Feierliche Zeremonie in Stockholm
Der schwedische König Carl XVI. Gustaf überreichte die Nobelpreise in den wissenschaftlichen Kategorien sowie in der Literatur im Konzerthaus von Stockholm. Die Preisträger in Physik, Chemie und Medizin nahmen ihre Medaillen und Diplome für ihre bahnbrechenden Forschungsarbeiten entgegen. Auch der diesjährige Alfred-Nobel-Gedächtnispreis für Wirtschaftswissenschaften wurde im Rahmen dieser Veranstaltung verliehen.
Die Atmosphäre war von feierlicher Würde geprägt, denn die Auszeichnungen gelten als die höchsten Ehrungen in ihren jeweiligen Fachgebieten. Jeder Preisträger wurde mit einer kurzen Laudatio für seine spezifischen Beiträge gewürdigt. Anschließend folgt traditionell ein festliches Bankett im Stockholmer Rathaus.
Besondere Ehrung bei der Nobelpreisverleihung
Eine besondere Situation ergab sich bei der Verleihung des Literaturnobelpreises. Die kubanische Schriftstellerin und Journalistin Alicia Machado konnte nicht persönlich an der Zeremonie teilnehmen. Berichten zufolge verweigerten ihr die kubanischen Behörden die Ausreise, weshalb die Ehrung in ihrer Abwesenheit stattfand.
An ihrer Stelle wurde symbolisch ein leerer Stuhl auf der Bühne platziert, während ihre Verdienste um die Literatur gewürdigt wurden. Dieser Akt unterstrich die politische Dimension der Preisvergabe und lenkte die Aufmerksamkeit auf die eingeschränkte Meinungs- und Reisefreiheit in ihrem Heimatland.
Friedensnobelpreis in Oslo überreicht
Zeitgleich zur Veranstaltung in Stockholm fand in Oslo die Verleihung des Friedensnobelpreises statt. Diese Tradition geht auf den Wunsch Alfred Nobels zurück, da Norwegen zur Zeit der Testamentserstellung mit Schweden in einer Union verbunden war. Der Preis wurde für außerordentliche Bemühungen um Völkerverständigung und die Beilegung von Konflikten verliehen.

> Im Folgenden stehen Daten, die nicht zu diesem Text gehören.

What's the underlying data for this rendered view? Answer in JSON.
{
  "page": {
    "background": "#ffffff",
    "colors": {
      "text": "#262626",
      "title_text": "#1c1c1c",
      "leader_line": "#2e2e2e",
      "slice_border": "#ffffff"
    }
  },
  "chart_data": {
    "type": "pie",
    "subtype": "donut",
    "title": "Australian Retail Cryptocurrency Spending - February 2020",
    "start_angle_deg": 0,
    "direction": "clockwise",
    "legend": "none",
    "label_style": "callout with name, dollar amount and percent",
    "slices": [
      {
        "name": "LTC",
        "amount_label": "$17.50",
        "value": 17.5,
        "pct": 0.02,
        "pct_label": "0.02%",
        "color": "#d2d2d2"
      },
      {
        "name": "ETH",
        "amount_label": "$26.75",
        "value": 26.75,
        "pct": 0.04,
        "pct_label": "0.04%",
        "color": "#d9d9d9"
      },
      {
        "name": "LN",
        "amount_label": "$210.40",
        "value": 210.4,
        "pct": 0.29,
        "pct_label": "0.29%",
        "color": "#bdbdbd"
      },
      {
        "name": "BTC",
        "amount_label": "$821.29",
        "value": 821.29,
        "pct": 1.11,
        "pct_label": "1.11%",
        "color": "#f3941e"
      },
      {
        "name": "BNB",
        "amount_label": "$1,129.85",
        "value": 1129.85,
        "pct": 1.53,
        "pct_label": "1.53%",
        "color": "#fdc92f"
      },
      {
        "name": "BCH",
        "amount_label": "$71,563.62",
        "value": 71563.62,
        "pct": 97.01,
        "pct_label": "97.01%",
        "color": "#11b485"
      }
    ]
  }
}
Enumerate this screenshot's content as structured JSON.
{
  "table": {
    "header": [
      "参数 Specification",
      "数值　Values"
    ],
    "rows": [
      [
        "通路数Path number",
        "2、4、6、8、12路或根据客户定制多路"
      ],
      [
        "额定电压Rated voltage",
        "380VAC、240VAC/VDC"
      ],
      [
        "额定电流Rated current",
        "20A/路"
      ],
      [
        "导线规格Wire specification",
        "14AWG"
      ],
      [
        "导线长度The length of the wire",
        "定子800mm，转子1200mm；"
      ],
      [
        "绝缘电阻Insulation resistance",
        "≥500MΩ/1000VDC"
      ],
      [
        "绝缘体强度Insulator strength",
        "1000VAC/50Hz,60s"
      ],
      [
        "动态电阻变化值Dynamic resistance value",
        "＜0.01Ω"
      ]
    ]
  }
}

Die Zeremonie im Rathaus von Oslo würdigte die Preisträger für ihren unermüdlichen Einsatz für den Frieden. Anders als die anderen Nobelpreise wird dieser nicht von einer schwedischen, sondern von einer norwegischen Jury vergeben. Dadurch behält die Vergabe des Friedensnobelpreises ihre eigenständige Bedeutung.